I'm trying to understand this code for reading virtual memory mappings but I'm having trouble understanding the different data types as I can't find any good documentation.
What is the difference between vm_offset_t, void *, and mach_vm_size_t? On my machine they all seem to be 8 bytes (64-bit) and used to navigate virtual memory. What are the differences between their purposes? What is the point of having these different types?
EDIT:
For instance, in the linked code:
unsigned char *
readProcessMemory (int pid, mach_vm_address_t addr, mach_msg_type_number_t *size)
{
// Helper function to read process memory (a la Win32 API of same name)
// To make it easier for inclusion elsewhere, it takes a pid, and
// does the task_for_pid by itself. Given that iOS invalidates task ports
// after use, it's actually a good idea, since we'd need to reget anyway
task_t t;
task_for_pid(mach_task_self(),pid, &t);
mach_msg_type_number_t dataCnt = size;
vm_offset_t readMem;
// Use vm_read, rather than mach_vm_read, since the latter is different
// in iOS.
kern_return_t kr = vm_read(t, // vm_map_t target_task,
addr, // mach_vm_address_t address,
*size, // mach_vm_size_t size
&readMem, //vm_offset_t *data,
size); // mach_msg_type_number_t *dataCnt
if (kr) {
// DANG..
fprintf (stderr, "Unable to read target task's memory @%p - kr 0x%x\n" , addr, kr);
return NULL;
}
return ( (unsigned char *) readMem);
}
According to this documentation of the vm_read function, the data_out parameter is an "Out-pointer to dynamic array of bytes returned by the read."
But in the code above they pass in &readMem (which is type vm_offset_t *) for data_out.
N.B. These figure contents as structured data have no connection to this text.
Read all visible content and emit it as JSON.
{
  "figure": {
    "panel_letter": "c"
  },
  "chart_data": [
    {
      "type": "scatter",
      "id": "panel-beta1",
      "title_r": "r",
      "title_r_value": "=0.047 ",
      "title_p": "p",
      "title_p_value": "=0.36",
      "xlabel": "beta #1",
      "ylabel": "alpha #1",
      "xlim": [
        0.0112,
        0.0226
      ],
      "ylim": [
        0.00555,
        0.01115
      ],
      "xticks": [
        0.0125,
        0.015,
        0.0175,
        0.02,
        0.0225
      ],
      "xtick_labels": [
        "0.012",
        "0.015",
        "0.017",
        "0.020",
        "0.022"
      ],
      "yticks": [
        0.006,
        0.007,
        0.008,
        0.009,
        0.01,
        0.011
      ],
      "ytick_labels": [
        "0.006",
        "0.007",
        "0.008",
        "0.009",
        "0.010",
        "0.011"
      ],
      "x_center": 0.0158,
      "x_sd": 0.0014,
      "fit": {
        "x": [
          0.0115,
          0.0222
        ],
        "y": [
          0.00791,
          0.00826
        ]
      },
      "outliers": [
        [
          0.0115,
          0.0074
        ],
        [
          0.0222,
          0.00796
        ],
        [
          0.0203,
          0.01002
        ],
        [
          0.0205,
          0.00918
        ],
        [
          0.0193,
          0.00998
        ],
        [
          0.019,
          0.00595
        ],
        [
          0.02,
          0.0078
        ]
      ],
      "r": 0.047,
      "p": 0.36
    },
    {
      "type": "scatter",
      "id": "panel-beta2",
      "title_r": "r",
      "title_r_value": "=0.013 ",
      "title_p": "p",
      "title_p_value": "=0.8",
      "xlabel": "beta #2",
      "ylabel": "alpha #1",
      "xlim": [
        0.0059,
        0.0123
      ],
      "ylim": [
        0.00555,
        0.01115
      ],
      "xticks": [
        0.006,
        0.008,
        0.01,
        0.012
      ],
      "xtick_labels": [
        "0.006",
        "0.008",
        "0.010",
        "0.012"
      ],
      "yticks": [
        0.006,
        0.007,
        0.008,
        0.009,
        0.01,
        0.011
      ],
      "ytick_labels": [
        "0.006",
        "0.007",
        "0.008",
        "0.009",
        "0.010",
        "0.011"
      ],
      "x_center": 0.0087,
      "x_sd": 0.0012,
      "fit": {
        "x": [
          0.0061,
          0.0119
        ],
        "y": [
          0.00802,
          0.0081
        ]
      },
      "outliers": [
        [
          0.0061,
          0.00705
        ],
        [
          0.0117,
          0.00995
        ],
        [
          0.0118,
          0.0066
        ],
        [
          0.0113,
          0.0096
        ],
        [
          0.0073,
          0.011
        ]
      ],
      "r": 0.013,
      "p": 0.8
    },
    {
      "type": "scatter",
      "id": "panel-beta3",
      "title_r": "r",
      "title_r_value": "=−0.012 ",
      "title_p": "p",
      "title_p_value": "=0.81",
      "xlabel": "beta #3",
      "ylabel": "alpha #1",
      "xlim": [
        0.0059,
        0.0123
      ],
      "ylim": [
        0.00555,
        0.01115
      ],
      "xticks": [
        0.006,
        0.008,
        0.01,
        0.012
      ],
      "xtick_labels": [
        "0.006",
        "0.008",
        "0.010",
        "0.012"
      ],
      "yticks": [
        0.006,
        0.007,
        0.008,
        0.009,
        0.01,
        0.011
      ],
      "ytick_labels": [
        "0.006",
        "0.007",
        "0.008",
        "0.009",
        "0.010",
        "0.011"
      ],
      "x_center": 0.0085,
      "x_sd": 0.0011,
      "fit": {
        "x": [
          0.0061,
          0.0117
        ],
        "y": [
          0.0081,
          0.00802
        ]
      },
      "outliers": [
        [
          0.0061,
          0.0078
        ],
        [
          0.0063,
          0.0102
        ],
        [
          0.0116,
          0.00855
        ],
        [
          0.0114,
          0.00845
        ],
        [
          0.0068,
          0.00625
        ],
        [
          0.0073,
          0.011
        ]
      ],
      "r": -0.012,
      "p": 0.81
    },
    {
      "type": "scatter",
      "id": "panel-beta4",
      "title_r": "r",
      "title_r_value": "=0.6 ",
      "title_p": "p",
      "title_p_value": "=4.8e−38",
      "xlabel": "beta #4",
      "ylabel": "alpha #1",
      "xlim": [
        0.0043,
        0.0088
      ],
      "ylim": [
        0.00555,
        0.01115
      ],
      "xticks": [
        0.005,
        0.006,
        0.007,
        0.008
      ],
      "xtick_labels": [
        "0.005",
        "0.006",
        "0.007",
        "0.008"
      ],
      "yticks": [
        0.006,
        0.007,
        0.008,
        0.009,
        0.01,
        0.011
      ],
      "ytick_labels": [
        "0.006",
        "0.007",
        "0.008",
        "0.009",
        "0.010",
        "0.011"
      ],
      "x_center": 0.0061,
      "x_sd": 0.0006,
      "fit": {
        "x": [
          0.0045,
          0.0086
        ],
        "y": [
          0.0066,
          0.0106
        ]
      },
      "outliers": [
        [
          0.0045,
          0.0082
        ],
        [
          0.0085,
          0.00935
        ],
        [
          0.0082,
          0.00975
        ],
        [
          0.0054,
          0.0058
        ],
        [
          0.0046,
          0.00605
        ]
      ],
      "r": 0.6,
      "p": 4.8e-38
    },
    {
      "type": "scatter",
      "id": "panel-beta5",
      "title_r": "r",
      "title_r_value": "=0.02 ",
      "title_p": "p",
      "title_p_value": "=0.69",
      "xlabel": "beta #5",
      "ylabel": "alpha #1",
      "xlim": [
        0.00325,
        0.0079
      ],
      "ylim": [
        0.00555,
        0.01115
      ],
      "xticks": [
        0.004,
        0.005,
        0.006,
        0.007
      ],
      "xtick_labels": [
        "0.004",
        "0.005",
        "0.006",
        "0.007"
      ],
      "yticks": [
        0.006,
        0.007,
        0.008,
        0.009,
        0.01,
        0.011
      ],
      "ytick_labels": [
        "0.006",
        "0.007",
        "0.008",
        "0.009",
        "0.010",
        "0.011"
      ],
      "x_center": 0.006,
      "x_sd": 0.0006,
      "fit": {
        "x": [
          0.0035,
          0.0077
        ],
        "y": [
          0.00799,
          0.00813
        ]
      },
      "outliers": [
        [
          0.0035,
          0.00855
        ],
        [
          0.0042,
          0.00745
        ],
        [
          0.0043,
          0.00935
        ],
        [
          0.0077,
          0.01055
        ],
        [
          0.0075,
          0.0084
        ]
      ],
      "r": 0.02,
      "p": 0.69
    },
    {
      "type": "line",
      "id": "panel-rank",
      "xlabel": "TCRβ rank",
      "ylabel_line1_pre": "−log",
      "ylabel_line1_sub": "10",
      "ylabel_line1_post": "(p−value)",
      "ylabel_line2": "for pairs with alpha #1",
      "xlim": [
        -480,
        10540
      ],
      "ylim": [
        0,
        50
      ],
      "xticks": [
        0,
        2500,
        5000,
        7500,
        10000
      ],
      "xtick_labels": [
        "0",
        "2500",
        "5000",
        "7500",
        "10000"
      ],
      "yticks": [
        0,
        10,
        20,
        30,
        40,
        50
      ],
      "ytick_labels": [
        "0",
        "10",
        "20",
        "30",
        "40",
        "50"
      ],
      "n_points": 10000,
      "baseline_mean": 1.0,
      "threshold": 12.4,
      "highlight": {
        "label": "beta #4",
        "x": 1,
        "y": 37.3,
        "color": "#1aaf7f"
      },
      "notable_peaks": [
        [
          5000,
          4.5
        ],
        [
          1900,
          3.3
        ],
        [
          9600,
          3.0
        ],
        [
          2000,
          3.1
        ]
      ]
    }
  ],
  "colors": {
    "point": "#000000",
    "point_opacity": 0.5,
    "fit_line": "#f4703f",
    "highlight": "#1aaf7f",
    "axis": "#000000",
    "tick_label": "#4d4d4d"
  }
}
I'm confused how `readMem is being used here - is it a pointer to the dynamic array of bytes returned by the read? Or does it actually contain the dynamic array of bytes? Is vm_offset_t a pointer or an address? What is its purpose?
Similarly
vm_offset_t, void*, and mach_vm_size_t are all internally synonymous with unsigned long, but they are used to make the code more readable and expressive.
vm_read returns an address in readMem, meaning that readMem will need to be cast to a pointer and dereferenced to access its value.
Also, the memory region pointed to by readMem is allocated by the kernel, so it needs to be deallocated with vm_deallocate. To avoid this, consider using vm_read_overwrite which will populate the buffer it is supplied.